Astronaut Mark Watney is the 18th man on Mars. He’s a member of the manned Mars mission Ares 3. Or he was, when the mission was aborted on Sol 6. After an accident during the crew’s unplanned departure, Watney is presumed dead and left alone on the desert planet. Many ordinary astronauts would have given up; the situation certainly seems hopeless. But Mark finds the will and resourcefulness he needs to keep fighting for survival.
I don’t feel bad if I spoil this for you. It’s a Matt Damon movie, and a damn good one. It also nearly follows the book to a T. Many of Watney’s clever one-liners even make it into the movie. If you haven’t seen it or read the book, you’re honestly missing out. 10/10 would recommend this story, in book or movie form.
Mark Watney’s voice is full of dry humor and life. He manages to maintain hope in a hopeless and dark situation. Like the psychology on staff in Weir’s NASA said, Mark’s response to extreme stress is to make light of the situation. Any time it feels like our hero is a goner, he cracks a joke, lightens the mood and then solves the problem. Watney is a protagonist in the most definitive sense of the word; he is the human we all want to be; kind, compassionate, intelligent. He’s forgiving and believes the best in humanity as whole. Even so, he’s not naive. He knows life isn’t fair, and he’s quick to point it out, usually involving some kind of humor, and moves on. My friends consider me to be one of the most cynical people they know, and I’d love to be a little more like Mark.
It’s initially very difficult to relate to the characters on the ground. Their voice isn’t as strong as Mark’s, so his story drowns theirs out. It’s not until they’re sure that Watney is alive and kicking that any of them develop any personality. Placed in contrast with Mark, some of these mere mortals come off as cowardly or selfish. They make questionable decisions and they fuck things up.
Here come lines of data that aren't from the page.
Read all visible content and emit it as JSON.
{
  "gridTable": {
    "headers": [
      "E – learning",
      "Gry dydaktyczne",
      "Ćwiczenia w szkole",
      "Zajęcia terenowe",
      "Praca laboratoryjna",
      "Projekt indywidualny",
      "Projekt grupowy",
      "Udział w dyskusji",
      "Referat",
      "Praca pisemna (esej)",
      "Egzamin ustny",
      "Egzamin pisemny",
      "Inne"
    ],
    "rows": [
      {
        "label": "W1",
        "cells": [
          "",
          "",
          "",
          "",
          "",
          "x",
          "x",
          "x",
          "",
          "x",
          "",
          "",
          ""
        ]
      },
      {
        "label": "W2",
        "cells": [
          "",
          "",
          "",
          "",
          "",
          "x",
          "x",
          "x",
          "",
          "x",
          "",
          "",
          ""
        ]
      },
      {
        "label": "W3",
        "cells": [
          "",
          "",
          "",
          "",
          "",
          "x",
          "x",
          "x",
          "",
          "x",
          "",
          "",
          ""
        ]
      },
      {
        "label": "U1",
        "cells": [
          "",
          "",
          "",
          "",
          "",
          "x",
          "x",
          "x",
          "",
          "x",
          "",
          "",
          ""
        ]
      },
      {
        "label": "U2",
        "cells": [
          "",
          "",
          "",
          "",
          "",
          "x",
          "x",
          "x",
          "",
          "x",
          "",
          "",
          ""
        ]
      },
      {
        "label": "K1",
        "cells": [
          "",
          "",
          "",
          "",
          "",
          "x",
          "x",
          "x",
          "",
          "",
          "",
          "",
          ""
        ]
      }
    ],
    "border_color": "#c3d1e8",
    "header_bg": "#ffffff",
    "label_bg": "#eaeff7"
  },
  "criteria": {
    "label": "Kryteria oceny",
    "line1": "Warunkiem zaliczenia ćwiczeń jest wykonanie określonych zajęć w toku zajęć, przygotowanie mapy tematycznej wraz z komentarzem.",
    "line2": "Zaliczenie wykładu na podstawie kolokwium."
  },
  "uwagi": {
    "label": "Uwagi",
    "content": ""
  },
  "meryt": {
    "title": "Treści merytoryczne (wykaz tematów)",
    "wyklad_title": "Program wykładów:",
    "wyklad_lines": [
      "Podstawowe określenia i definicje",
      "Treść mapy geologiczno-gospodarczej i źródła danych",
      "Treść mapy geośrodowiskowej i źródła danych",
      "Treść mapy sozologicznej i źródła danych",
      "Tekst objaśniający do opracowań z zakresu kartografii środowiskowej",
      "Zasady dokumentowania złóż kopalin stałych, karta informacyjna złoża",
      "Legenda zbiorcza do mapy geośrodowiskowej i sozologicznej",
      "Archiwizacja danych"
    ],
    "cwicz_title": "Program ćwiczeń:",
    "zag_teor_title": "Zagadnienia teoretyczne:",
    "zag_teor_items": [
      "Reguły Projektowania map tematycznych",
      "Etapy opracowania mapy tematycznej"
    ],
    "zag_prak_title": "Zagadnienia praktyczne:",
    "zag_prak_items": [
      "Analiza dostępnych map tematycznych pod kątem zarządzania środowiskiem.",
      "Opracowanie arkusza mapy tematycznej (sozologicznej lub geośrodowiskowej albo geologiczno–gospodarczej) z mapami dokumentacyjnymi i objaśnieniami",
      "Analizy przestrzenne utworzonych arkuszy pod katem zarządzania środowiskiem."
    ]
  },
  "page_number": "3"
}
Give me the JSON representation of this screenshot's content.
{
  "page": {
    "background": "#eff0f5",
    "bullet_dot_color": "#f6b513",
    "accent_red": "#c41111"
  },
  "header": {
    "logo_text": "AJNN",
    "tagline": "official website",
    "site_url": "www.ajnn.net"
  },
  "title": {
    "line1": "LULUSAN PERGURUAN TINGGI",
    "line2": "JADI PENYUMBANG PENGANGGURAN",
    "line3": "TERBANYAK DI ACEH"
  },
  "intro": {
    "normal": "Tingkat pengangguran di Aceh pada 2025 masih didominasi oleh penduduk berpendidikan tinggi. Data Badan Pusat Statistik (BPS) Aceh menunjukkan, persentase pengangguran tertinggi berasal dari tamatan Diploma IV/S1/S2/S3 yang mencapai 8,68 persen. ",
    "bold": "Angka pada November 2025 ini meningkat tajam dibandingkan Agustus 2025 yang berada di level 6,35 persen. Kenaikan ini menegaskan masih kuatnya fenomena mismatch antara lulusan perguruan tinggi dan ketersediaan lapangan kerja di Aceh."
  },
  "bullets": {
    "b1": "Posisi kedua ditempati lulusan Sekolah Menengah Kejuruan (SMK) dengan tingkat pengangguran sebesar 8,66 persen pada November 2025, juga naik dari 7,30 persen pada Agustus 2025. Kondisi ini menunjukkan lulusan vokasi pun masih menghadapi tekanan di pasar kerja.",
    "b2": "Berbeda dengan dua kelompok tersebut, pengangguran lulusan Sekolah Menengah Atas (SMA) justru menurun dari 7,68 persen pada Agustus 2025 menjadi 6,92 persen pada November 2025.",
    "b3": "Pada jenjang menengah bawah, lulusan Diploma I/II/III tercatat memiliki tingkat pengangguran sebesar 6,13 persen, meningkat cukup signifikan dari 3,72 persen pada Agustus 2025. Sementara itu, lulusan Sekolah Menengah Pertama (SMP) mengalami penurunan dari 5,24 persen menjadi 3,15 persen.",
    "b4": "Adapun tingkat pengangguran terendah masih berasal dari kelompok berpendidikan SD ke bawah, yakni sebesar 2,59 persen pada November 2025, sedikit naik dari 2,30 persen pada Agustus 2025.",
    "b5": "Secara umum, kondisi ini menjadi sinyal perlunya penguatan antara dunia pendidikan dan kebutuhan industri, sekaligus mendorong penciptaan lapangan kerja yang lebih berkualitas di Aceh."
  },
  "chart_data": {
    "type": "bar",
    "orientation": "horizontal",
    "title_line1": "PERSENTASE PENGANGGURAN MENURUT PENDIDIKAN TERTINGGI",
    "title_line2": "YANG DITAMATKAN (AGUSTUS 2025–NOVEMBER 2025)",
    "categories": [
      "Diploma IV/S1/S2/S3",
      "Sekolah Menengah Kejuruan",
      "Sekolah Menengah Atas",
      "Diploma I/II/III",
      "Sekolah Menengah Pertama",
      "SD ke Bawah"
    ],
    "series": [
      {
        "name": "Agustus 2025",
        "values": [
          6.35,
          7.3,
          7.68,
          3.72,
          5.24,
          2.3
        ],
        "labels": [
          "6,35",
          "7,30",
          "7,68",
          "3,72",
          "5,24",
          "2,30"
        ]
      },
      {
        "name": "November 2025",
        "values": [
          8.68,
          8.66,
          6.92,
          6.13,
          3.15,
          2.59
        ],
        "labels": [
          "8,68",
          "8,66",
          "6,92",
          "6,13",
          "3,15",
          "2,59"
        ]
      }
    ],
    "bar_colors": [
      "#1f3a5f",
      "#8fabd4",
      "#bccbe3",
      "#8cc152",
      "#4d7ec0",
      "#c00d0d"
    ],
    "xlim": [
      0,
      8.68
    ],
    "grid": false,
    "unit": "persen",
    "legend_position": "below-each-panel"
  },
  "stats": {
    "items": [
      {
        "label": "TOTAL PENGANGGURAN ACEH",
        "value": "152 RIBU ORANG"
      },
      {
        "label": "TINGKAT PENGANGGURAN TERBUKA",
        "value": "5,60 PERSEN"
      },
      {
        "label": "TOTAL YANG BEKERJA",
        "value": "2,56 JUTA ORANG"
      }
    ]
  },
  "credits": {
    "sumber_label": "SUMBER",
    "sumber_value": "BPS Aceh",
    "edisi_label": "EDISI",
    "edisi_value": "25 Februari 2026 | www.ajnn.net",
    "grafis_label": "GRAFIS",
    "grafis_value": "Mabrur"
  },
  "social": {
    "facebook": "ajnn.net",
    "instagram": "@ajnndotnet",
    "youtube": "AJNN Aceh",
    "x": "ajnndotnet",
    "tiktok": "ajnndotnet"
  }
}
Finding Pathfinder was such an important step in this journey for a few reasons. 1) It established communication with NASA. This is very practical (now he can talk to the smarted people in the world. They might help him get out of this mess), but it’s also incredibly symbolic. Mark thought he was the only one who knew he was alive on Mars. Now he’s not alone. 2) It established just how resourceful Mark Watney is. Even the folks at NASA didn’t consider him finding Pathfinder until Watney figured it out. It’s the first time it makes you think, this man might make it out alive.
Sure, this is a survival story. I could draw many parallels between The Martian and Life of Pi, or any other castaway story, really. But like Mark says at the end; he was never alone. His success and survival in this story hinged on the human tendency to help other people. Without thousands of people back on Earth working around the clock to save him, Mark would’ve never made it home. Without their unswerving determination that Mark Watney would not die alone on Mars, he would have. So yeah, this is an epic survival story. But the success belongs to the collective rather than one man whose life should’ve ended in a dust storm on a distant planet.